Holocausto gaúcho: quando a comanda de uma boate transforma-se em atestado de óbito

    (*) Ucho Haddad –

    O Brasil amanheceu de luto neste domingo, 27 de janeiro. O mundo parou diante da tragédia ocorrida em Santa Maria, importante cidade do Rio Grande do Sul, onde um incêndio em uma boate levou mais de 200 jovens universitários à morte por queimaduras, asfixia e pisoteio. Informações preliminares apontam para o uso de fogos de artifício em recinto fechado e com material inflamável e tóxico como isolamento acústico, durante o show de determinada banda.
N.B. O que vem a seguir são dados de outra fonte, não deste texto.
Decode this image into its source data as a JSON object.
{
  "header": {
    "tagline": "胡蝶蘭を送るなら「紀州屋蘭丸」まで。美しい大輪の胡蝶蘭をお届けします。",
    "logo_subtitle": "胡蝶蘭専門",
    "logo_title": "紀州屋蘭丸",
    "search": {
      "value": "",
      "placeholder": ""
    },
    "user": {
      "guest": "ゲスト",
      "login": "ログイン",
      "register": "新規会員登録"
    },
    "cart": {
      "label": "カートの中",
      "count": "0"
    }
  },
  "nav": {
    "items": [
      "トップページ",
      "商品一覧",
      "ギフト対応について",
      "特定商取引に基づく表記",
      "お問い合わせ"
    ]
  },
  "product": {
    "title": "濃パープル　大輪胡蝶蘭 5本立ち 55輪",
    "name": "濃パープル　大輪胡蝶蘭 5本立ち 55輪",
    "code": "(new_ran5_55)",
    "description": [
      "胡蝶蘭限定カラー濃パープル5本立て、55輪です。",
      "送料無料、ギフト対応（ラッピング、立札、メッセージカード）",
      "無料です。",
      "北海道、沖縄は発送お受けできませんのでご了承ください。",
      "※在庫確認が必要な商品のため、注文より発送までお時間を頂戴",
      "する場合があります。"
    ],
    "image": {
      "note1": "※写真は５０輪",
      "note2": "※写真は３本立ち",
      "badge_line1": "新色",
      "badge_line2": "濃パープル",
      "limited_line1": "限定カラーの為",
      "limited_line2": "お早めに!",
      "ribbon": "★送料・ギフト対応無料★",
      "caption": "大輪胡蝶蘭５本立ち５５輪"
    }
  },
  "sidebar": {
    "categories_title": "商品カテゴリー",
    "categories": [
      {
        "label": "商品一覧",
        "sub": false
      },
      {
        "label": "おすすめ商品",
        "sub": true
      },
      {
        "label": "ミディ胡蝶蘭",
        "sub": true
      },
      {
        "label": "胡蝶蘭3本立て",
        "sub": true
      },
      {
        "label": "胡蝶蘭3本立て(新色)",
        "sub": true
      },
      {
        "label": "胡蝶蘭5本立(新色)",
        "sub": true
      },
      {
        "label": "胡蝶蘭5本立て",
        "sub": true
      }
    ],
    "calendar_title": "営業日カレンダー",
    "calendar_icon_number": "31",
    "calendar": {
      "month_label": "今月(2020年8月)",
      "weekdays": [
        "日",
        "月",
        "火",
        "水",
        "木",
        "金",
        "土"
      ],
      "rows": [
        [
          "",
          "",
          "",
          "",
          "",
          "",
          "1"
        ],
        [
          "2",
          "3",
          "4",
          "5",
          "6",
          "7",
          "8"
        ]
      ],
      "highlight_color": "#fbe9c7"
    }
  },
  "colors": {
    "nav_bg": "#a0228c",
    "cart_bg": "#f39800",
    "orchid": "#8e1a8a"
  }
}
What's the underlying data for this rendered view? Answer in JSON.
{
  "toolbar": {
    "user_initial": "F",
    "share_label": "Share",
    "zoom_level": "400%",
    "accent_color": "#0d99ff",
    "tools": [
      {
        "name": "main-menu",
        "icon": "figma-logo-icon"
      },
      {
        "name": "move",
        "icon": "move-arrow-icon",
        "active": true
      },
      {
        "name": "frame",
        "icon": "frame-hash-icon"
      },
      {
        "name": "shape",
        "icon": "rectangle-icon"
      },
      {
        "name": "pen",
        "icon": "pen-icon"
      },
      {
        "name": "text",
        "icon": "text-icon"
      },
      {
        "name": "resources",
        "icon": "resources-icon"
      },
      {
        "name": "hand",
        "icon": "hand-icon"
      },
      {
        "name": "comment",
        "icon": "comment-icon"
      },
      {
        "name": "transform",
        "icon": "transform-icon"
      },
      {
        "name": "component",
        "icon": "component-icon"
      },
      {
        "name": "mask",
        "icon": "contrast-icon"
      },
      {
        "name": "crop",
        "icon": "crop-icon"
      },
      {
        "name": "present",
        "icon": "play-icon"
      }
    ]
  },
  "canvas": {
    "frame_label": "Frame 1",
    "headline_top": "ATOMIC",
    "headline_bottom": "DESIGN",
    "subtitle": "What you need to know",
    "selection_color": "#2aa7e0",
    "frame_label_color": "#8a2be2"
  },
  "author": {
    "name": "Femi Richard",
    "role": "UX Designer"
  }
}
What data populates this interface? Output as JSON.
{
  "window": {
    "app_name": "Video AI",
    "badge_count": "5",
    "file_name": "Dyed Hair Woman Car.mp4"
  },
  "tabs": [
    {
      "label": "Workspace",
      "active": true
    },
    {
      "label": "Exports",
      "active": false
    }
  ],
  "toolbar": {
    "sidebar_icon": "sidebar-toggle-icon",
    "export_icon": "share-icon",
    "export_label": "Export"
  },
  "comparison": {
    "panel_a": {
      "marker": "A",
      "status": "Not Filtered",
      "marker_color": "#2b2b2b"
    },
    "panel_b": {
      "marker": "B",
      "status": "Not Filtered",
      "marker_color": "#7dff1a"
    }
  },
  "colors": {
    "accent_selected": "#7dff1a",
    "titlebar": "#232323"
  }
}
    O sentimento que toma conta do País é de desolação, tristeza e dor. Há quem diga que acidentes fatais acontecem e que a vida deve continuar, mas esses donos de discursos frígidos são doentes de alma. Não é esse o comportamento que se deve ter diante de uma tragédia dessa proporção. Age e comporta-se assim quem não perdeu um filho no incêndio ou, por que não, tem dificuldades para administrar perdas passadas. Confesso que, mesmo com vasta intimidade com as palavras, foi difícil digitar a primeira letra deste artigo.

    Sem qualquer comparação entre os perfis sociais dos cidadãos, esse palavrório desmedido e insensível é semelhante ao dos que defendem a invasão policial em presídios para eliminar os transgressores da lei. Quem se apoia nesse tipo de oratória repulsiva por certo, ao acordar, ora e pede proteção a Deus, esquecendo-se que o Criador não faz distinção entre os fora da lei e os que a cumprem. Apenas dá a cada um a contrapartida adequada.

    A tragédia de Santa Maria não mais sairá da memória dos brasileiros e da história nacional, mas deve ficar como alerta para a necessidade de imediata mudança no comportamento humano. Há algum tempo, não me recordo com precisão quando, escrevi que o mais importante na vida é ser, não ter. Seja o que for, quem for, como for. Seja o que quiser, o que conseguir, o que puder. Seja, apenas seja, mesmo que o sonho fique distante. O planeta vive cada vez mais à procura de pessoas que são (sãs também), pois ter nem sempre é a solução. O ter pode ser consequência do ser. E se o ter não for conjugado ao longo da vida, um não será menor ou pior do que aquele que se deparou com o verbo que traduz o materialismo em todos os tempos – no pretérito, no presente e no futuro. Nesse momento de dor, as enlutadas famílias gaúchas dariam tudo e mais um pouco para eliminar as chagas dos corações, para trocar uma lágrima de tristeza por um sorriso de alívio. Agora, o que adianta ter? Absolutamente nada!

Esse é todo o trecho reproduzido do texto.